Setting goals? Stay motivated with these tips
It’s over a month since you resolved to become a fitter, healthier version of yourself. So how’s it going? By now, the likelihood is that your resolve is beginning to wear thin and it is becoming easier to talk yourself onto the sofa than towards the front door for a run or a walk. Don’t give up... there are ways and means to help you stay on track. We’ve consulted leading experts for their top tips on staying motivated to reach your goals this year:
Make sure your goal is relevant and real
Researchers looking at the links between motivation and successful long-term health and fitness claim that if dropping a dress size is the only drive you have then it is far less likely to happen. “People are motivated to do things for different reasons,” says Dr Andrew Manley, a lecturer in sport and exercise psychology at Leeds Metropolitan University. “But there’s plenty of evidence to show that those who take up diets and exercise purely to lose weight, get into an outfit or reduce the size of their bottom will find the goals are self-limiting and that they will eventually give up.” According to Dr Manley, dieters who are fixated with obtaining a celebrity-style body or downsizing their shape are often doomed to failure because, as a motivational force in themselves, these goals are inadequate.
Do it for you
Don’t be swayed by fitness fads or preferences of friends, says sports psychologist Dearbhla McCullough. “Find an exercise regime that you enjoy and stick with it,” she says. “Set goals that are specific, measurable and realistic with distinct time boundaries, not one big goal that can be overwhelming. For example, the goal might be “I want to run a 5km fun run in two months’ time”. But intersperse that with smaller goals en route to your main aim — you will run three times a week to achieve that and will run 2km without stopping by the end of next week.” Pin your main goal up on a noticeboard or on the fridge where everyone can see it. “Detail all of your exercise in a diary so that on tougher days you can look back and see how far you have come,” says McCulough.
Listen to music while you work out
When Professor Andy Lane, a sports psychologist from the University of Wolverhampton, looked into the effects of music, he showed it helps to regulate positive and negative emotions in exercisers. And extensive research by Dr Costas Karageorghis, a sport psychologist at Brunel University, has shown performance benefits of up to 15% in some people. “As well as enhancing performance, music lowers the perception of effort” Karageorghis says. “It dulls or masks some of the pain associated with training. We know from scanning the brain that when athletes are played loud upbeat music there is an increase in activity in the ascending reticular activating system.”
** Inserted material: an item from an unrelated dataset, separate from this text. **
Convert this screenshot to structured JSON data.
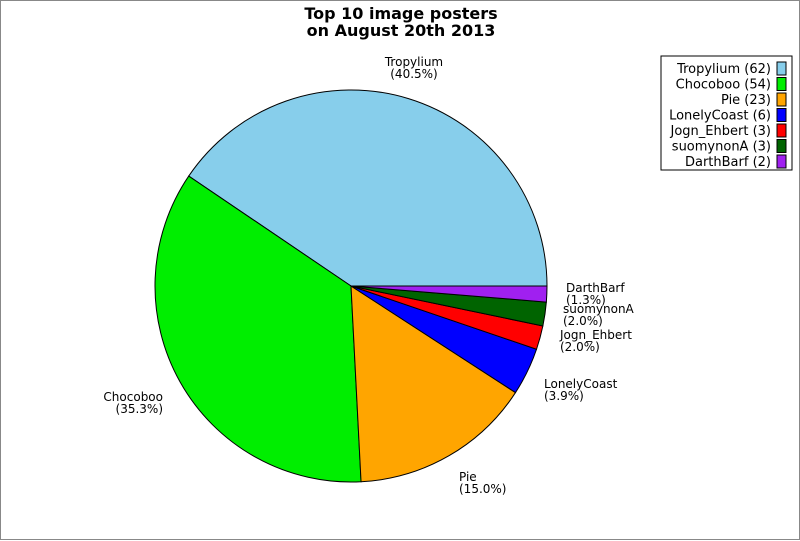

Putting things off is one of the most common reasons for fitness goals falling by the wayside, says sports psychologist Dr Josephine Perry of performanceinmind.co.uk. “A lot of people make the mistake of procrastinating about whether they should go to the gym or for a run, or they faff around with kit and trainers so much that they talk themselves out of doing anything,” she says. “Just get out of the door and do something without overthinking it.”